Portrait of Professor David Jackson

Professor David Jackson

Emeritus Professor of Applied Optics

About

David Jackson obtained his PhD from Birkbeck College, University of London, in 1964. His thesis was entitled, “The Measurement of Short Lifetimes of Excited States of Nuclei”. 

During his PhD research, he developed a very fast coincidence circuit, based on avalanche transistors, with a time resolution of 10 ps, which was the fastest in the world at that time. 

David was appointed to a lectureship in 1965 at the University of Kent and Professor of Applied Optics in 1985 and is now Emeritus. At Kent he started a laser light scattering research programme and, over time, he explored the versatility of this technique for a wide range of substances including the rare gases. This activity required development of high resolution piezo-electrically scanned Fabry-Perot interferometers, their electronic adjustment, sensitive digital signal averaging, photon counting and electronic peak finding, essential tools for his subsequent research into fibre optic sensing. 
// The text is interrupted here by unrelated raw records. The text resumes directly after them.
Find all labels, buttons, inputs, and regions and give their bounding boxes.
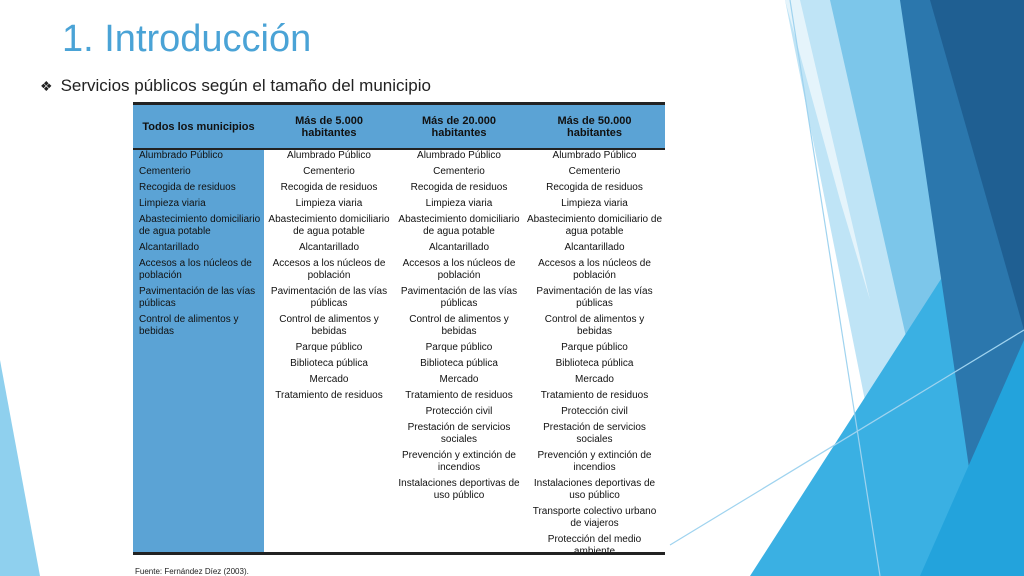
table-cell: Tratamiento de residuos [275,390,383,401]
table-cell: Pavimentación de las vías públicas [139,286,256,309]
table-cell: Accesos a los núcleos de población [139,258,252,281]
table-cell: Mercado [439,374,479,385]
table-cell: Instalaciones deportivas de uso público [533,478,656,501]
table-cell: Instalaciones deportivas de uso público [398,478,520,501]
table-cell: Control de alimentos y bebidas [544,314,645,337]
first-column-fill [133,150,264,552]
table-cell: Accesos a los núcleos de población [272,258,386,281]
table-cell: Control de alimentos y bebidas [409,314,509,337]
table-cell: Alcantarillado [564,242,625,253]
table-cell: Alcantarillado [139,242,200,253]
table-cell: Alumbrado Público [287,150,371,161]
table-cell: Pavimentación de las vías públicas [400,286,518,309]
table-cell: Mercado [575,374,614,385]
table-cell: Biblioteca pública [555,358,634,369]
header-5000: Más de 5.000 habitantes [264,105,394,148]
table-cell: Abastecimiento domiciliario de agua potable [526,214,663,237]
table-cell: Prestación de servicios sociales [543,422,646,445]
diamond-bullet-icon: ❖ [40,77,53,94]
table-cell: Parque público [425,342,493,353]
table-cell: Cementerio [303,166,355,177]
table-cell: Recogida de residuos [280,182,378,193]
table-cell: Prestación de servicios sociales [407,422,511,445]
left-light-triangle [0,360,40,576]
table-cell: Biblioteca pública [290,358,368,369]
table-cell: Limpieza viaria [295,198,363,209]
subtitle-text: Servicios públicos según el tamaño del municipio [60,76,431,95]
table-cell: Abastecimiento domiciliario de agua potable [268,214,390,237]
table-cell: Limpieza viaria [425,198,493,209]
table-cell: Protección del medio [547,534,642,545]
table-cell: Tratamiento de residuos [540,390,649,401]
table-cell: Control de alimentos y bebidas [279,314,379,337]
header-todos: Todos los municipios [133,105,264,148]
table-cell: Recogida de residuos [410,182,508,193]
table-cell: Accesos a los núcleos de población [402,258,516,281]
table-cell: Limpieza viaria [139,198,206,209]
header-50000: Más de 50.000 habitantes [524,105,665,148]
subtitle-bullet [40,76,431,96]
table-cell: Accesos a los núcleos de población [538,258,651,281]
header-20000: Más de 20.000 habitantes [394,105,524,148]
table-cell: Alcantarillado [428,242,490,253]
table-cell: Cementerio [568,166,621,177]
table-cell: Alumbrado Público [139,150,223,161]
table-cell: Abastecimiento domiciliario de agua potable [398,214,520,237]
table-cell: Alumbrado Público [552,150,637,161]
table-cell: Control de alimentos y bebidas [139,314,239,337]
table-cell: Pavimentación de las vías públicas [536,286,653,309]
table-cell: Prevención y extinción de incendios [402,450,516,473]
table-cell: Cementerio [433,166,485,177]
table-cell: Protección civil [561,406,628,417]
table-cell: Tratamiento de residuos [405,390,513,401]
table-bottom-rule [133,552,665,555]
table-cell: Pavimentación de las vías públicas [270,286,388,309]
table-cell: Parque público [295,342,363,353]
table-cell: Abastecimiento domiciliario de agua potable [139,214,261,237]
source-note: Fuente: Fernández Díez (2003). [135,567,249,576]
table-cell: Recogida de residuos [546,182,643,193]
table-cell: Protección civil [425,406,493,417]
table-cell: Recogida de residuos [139,182,236,193]
table-cell: Alcantarillado [298,242,360,253]
slide-title: 1. Introducción [62,18,312,60]
table-cell: Limpieza viaria [561,198,628,209]
table-cell: Biblioteca pública [420,358,498,369]
services-table [133,102,665,556]
table-cell: Cementerio [139,166,191,177]
table-cell: Transporte colectivo urbano de viajeros [532,506,657,529]
table-cell: Prevención y extinción de incendios [537,450,652,473]
table-cell: Parque público [561,342,628,353]
table-cell: Alumbrado Público [417,150,501,161]
table-cell: Mercado [309,374,349,385]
David developed the first laser Doppler anemometer and vibrometer outside the US. He introduced the first all optical fibre Mach Zehnder closed loop interferometer at the Naval Research Laboratory in Washington. He subsequently established a fibre optic sensor group at Kent. A range of sensors has been developed including: distributed temperature and strains sensors sensing range >30km, 10000C temperature probes, submicro-gravity accelerometers, subsea current sensing, miniature radiation probes. 

In addition he has designed and implemented multiplexing techniques for Fibre Bragg sensors and fibre interferometers miniature medical probes for temperature and pressure. He has also built tuneable sources for OCT systems. He instigated the first OCT project at the University.